Jouer dans un groupe metal en Iran

Concerts illégaux, alcool sous le manteau mais drogue à tous les coins de rue : le quotidien d'une bande de metalheads à Téhéran.

Toutes les photos sont de Sebastian Castelier Au sous-sol d’un immeuble du nord de Téhéran, à quelques encablures des montagnes de la capitale iranienne, un homme, la trentaine, reçoit. Clope au bec, verre de bière islamique à la main, il balaie sa longe chevelure histoire de souhaiter décemment la bienvenue. Il s’appelle Aboulfaz*, il est le producteur de Rachakyan*, premier groupe de metal iranien.
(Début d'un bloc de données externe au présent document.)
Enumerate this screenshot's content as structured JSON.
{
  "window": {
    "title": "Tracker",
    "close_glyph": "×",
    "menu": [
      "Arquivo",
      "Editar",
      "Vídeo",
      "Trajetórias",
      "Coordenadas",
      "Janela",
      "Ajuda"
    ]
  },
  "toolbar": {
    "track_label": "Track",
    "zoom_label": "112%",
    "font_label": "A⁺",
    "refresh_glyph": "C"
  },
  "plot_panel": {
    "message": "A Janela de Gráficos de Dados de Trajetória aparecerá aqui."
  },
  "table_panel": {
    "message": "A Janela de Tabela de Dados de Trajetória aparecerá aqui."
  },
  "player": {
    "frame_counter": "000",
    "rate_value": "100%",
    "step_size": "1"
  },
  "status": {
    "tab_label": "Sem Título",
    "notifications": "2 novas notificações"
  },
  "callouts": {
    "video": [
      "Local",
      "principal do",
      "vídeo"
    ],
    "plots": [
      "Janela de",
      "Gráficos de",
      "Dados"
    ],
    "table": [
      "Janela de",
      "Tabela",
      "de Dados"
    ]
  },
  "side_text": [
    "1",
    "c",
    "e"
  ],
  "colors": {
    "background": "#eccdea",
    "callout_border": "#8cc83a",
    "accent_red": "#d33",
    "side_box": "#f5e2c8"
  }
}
L'homme met immédiatement les choses au clair : la musique en Iran n’a rien à voir avec une partition de violon : « Un matin, ils ont déboulé chez moi. Ils ont défoncé ma porte, m’ont fait lever du lit et pris tout mon matos, raconte-t-il. J’ai été en prison quelque temps avant mon procès. Ça a été très dur… Malgré un bon avocat, j’ai pris douze mois de prison. Pour éviter ça, j’ai du payer 2.600.000 de rials (soit 720 euros). » Le type se dit fatigué de vivre dans la peur et projette de s’exiler : « Pour aller dans n’importe quel espace public, je suis obligé de cacher mes cheveux et raccourcir ma barbe. Avec du gel, j’arrive à lui retirer bien treize centimètres. » Dans la salle d’à côté, ses potes, guitares électriques à la main, envoient du gros son. T-shirt de groupes, rangers noires, boucs affûtés, les types ressemblent à de métalleux classiques. Depuis 2003 et la création du groupe, les quatre iraniens ont oscillé entre concerts illégaux, distributions d’albums dans ruelles sombres et enregistrements en catimini. Aujourd’hui, ils font partie des rares à avoir glané quelques précieux passes-droits. Aboulfaz : Au début, sous Mohammad Khatami, on avait eu la permission de faire des concerts en plein air. C’était une petite révolution. Mais attention, nos concerts n’étaient qu’instrumentaux. Hurler dans un micro, tu oublies. Puis on devait porter des t-shirt basiques, on n’avait pas le droit de bouger nos cheveux, ni de faire usage d’effets lumineux rouges. Et les spectateurs devaient rester assis. Ça a duré quelques années, puis quand Ahmadinejad est passé au pouvoir en 2005, c’était fini. Nos concerts ont repris que depuis cette année avec Hassan Rohani. On n'en a fait que six en presque treize ans d’existence ! Noisey : Qu’est ce qui pousse un gamin iranien dans les années 80 à s’intéresser au metal ?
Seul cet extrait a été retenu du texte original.